Прелат слегка рассмеялся.

– А ты старый, – добавил он.

– А постареть к лучшему не могу, – отозвался ксендз Стружка, – всё более легкомысленное из меня вымелось…

– Боже мой, а если бы ни эта твоя горячка, никому бы охотней не доверил я этого наследства. Но слушай, каноник, слушай, это sub sigillo[2] только тебе поверить могу. Если рассчитываешь, что сможешь добросовестно взяться, умру спокойно; если нет, ты мне человека укажи…

– Меня эти людишки каждый день обманывают, – вздохнул ксендз Стружка, – потому что слабые и бедные. В чём они виноваты…

Они на какое-то время замолчали.

– Стало быть, что? – спросил каноник.

– Сперва иди и Павла, который иногда имеет излишнюю слабость прикладывать ухо к двери, отправь на галерею, запри двери и возвращайся.

 

Каноник с привычной своей живостью побежал исполнять поручение, вернулся и сел.

– Тому несколько лет, – медленно отозвался ксендз Еремей, – хоть больной уже, я был вызван в articulo mortis[3] одной особой, которую называть тебе нет необходимости. Была это достойная пани, всеми уважаемая. Не догадался? Но слушай. Этой пани было нужно под клятвой доверить бумаги и средства, которые предназначила для ребёнка… которого признать раньше не могла, а ущемить не хотела.
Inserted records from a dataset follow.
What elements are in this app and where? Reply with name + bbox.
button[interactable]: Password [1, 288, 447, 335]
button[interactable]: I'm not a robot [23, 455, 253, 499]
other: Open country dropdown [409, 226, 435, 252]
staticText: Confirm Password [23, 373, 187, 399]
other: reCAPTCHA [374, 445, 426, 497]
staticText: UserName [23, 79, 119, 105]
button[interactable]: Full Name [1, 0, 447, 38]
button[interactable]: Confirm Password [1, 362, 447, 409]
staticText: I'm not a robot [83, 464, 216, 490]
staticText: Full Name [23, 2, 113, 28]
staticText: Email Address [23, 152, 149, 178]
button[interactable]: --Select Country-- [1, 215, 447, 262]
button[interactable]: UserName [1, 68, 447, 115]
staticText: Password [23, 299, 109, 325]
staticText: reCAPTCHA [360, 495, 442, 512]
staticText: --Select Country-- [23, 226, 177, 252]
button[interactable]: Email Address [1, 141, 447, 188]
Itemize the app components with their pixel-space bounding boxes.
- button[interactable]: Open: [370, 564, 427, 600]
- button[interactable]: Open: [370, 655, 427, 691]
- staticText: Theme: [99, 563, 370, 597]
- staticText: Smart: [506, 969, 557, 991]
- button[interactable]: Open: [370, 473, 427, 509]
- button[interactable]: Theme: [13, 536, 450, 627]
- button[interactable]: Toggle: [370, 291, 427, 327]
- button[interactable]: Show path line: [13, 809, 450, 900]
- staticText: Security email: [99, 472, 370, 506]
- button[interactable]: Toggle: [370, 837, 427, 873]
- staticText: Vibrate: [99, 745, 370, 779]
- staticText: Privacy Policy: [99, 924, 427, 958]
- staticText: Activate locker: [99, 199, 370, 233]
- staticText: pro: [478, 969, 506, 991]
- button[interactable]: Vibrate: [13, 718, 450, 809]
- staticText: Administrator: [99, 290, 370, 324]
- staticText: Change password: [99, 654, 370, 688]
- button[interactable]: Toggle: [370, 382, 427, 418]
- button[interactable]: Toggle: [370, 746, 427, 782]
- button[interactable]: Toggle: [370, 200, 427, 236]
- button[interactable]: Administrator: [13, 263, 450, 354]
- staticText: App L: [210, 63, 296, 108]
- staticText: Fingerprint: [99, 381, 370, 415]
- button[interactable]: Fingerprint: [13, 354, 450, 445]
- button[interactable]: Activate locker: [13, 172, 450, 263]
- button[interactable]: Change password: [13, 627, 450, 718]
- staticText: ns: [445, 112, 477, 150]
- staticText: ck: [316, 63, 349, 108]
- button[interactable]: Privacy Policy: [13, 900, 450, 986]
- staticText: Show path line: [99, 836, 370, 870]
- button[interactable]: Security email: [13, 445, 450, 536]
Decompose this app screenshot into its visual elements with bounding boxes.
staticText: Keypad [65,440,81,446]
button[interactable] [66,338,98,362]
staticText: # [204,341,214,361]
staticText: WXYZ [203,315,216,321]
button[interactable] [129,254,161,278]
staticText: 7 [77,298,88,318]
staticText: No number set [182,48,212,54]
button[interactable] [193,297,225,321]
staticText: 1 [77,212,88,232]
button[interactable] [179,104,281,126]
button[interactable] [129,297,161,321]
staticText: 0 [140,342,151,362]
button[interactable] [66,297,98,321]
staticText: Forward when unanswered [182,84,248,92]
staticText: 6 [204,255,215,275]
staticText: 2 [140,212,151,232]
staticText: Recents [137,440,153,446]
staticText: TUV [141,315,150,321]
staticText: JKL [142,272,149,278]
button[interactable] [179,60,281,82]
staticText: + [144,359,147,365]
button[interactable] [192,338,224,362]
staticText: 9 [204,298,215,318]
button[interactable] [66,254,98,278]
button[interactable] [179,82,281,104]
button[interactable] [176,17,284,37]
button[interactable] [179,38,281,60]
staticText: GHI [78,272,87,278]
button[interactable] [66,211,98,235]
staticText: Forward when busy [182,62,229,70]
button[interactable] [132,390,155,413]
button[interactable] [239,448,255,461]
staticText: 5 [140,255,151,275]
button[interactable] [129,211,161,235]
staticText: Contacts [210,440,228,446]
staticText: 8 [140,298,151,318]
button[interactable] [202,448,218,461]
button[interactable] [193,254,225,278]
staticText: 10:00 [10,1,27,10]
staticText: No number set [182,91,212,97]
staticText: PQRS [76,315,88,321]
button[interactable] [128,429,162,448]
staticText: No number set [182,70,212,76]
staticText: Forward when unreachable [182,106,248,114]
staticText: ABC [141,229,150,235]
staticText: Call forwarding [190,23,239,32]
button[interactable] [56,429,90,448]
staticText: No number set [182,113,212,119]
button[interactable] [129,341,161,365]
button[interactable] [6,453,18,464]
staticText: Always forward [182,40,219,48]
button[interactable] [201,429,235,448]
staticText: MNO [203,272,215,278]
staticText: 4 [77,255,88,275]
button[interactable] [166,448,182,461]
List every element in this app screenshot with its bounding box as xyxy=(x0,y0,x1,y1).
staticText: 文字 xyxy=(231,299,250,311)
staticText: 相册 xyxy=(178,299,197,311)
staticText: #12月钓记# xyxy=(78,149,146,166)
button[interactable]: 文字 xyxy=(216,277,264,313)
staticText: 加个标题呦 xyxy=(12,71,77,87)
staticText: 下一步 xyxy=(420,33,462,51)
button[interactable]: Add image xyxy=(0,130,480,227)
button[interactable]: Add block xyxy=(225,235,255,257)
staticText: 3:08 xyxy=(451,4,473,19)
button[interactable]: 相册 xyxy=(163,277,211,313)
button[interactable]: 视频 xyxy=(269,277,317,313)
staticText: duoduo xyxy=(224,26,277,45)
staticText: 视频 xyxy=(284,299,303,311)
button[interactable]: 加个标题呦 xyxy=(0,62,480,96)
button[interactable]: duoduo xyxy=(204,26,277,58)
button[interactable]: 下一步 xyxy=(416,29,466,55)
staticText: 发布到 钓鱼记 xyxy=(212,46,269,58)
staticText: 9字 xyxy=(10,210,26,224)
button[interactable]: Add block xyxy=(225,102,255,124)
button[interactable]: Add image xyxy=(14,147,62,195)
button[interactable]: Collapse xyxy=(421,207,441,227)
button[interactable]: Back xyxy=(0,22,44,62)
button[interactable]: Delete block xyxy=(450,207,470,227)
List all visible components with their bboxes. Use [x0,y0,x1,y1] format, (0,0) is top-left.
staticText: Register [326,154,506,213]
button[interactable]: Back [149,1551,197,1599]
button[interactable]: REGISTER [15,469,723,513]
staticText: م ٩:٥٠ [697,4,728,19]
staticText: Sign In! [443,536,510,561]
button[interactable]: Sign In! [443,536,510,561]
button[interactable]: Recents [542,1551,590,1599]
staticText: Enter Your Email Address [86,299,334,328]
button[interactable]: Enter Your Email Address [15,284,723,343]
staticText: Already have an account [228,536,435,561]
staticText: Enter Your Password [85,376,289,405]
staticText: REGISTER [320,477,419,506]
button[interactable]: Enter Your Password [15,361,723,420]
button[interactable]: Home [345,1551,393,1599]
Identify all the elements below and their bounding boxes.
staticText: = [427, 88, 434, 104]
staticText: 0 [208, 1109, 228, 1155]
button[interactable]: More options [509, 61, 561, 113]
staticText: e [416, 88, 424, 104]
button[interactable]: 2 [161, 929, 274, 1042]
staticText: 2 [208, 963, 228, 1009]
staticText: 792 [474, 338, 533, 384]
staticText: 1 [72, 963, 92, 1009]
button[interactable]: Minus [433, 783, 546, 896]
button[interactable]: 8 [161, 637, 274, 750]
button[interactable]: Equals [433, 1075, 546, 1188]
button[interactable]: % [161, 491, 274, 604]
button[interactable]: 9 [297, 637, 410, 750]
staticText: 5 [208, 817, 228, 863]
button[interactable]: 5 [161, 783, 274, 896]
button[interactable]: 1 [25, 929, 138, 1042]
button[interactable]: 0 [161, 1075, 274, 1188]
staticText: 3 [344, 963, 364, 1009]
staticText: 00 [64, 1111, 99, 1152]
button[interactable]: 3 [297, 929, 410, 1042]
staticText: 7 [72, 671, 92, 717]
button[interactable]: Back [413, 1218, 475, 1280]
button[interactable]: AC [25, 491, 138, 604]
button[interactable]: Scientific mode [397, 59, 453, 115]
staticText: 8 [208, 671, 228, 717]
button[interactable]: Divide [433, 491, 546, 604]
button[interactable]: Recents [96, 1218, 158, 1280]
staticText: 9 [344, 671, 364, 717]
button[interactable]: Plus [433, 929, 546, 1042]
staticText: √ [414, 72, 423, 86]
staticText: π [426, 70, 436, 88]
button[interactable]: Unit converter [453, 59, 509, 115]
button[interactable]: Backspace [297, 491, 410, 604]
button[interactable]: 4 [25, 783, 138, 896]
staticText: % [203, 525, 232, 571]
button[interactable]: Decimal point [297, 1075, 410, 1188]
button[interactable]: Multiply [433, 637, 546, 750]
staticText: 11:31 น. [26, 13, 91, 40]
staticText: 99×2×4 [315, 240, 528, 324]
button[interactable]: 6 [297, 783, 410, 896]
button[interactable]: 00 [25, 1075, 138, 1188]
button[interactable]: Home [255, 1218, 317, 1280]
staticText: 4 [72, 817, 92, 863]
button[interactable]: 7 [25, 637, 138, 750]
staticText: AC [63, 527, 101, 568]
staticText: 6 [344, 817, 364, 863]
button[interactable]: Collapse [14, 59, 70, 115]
Семья её так противилась повторному замужеству, что оно осталось тайной навсегда. Поддалась бедная женщина настоянию людей тщеславных и свою совесть готовых пожертвовать гордыне, но в момент смерти – пришло покаяние. За что же должен был страдать ребёнок? Бедная женщина поверила мне доказательства своего второго брака, метрику ребёнка и средства, ему предназначенные. Мне поручили найти этого мальчика, а сегодня уже мужчину, и в его руки сложить мой депозит.

Прелат вздохнул.

– Тем временем разыскиваемый исчез от меня… я слабый, искал его на все стороны и найти до сих пор не мог. Этому препятствовала семья покойницы, которая о чём-то догадывалась и хотела помешать… хотела даже бумаги от меня получить.

– Но ты их не отдал! – прервал ксендз Стружка.

– Даже хорошо о них не знают, – говорил далее прелат. – Ко мне в любой час может прийти смерть… вдруг эти бумаги и деньги… потеряются, пропадут!

– Это правда, это правда, – начал задумчивый каноник, который уже, не в состоянии усидеть в кресле, ходил, положив руки на крест, – но, мой ксендз-прелат, я был бы человеком без совести, если бы взялся за дело, которое могу только испортить. Деликатное дело для моих медвежьих лап… Я более или менее понял, о чём идёт речь, чего нужно – это не моя вещь…

– Но что, если со мной несчастье?…

– У меня есть всё-таки честные люди, а не обязательно нужен духовный, – говорил ксендз Стружка, – я подумаю над человеком…

Прелат вздохнул.

– Говоришь: подумаю, а времени нет, – сказал он умоляюще, – иди, возьми шляпу… отравляйся в город, выбери кого-нибудь, за кого можешь поручиться, пусть я с рук сдам. Буду более спокоен… Чувствую себя нехорошо…

– Но, ксендз-прелат, ты сегодня выглядишь лучше, чем обычно… столько силы, столько жизни…

Прелат рассмеялся.

– Разве не видишь, что я это добыл из себя, чтобы долг исполнить.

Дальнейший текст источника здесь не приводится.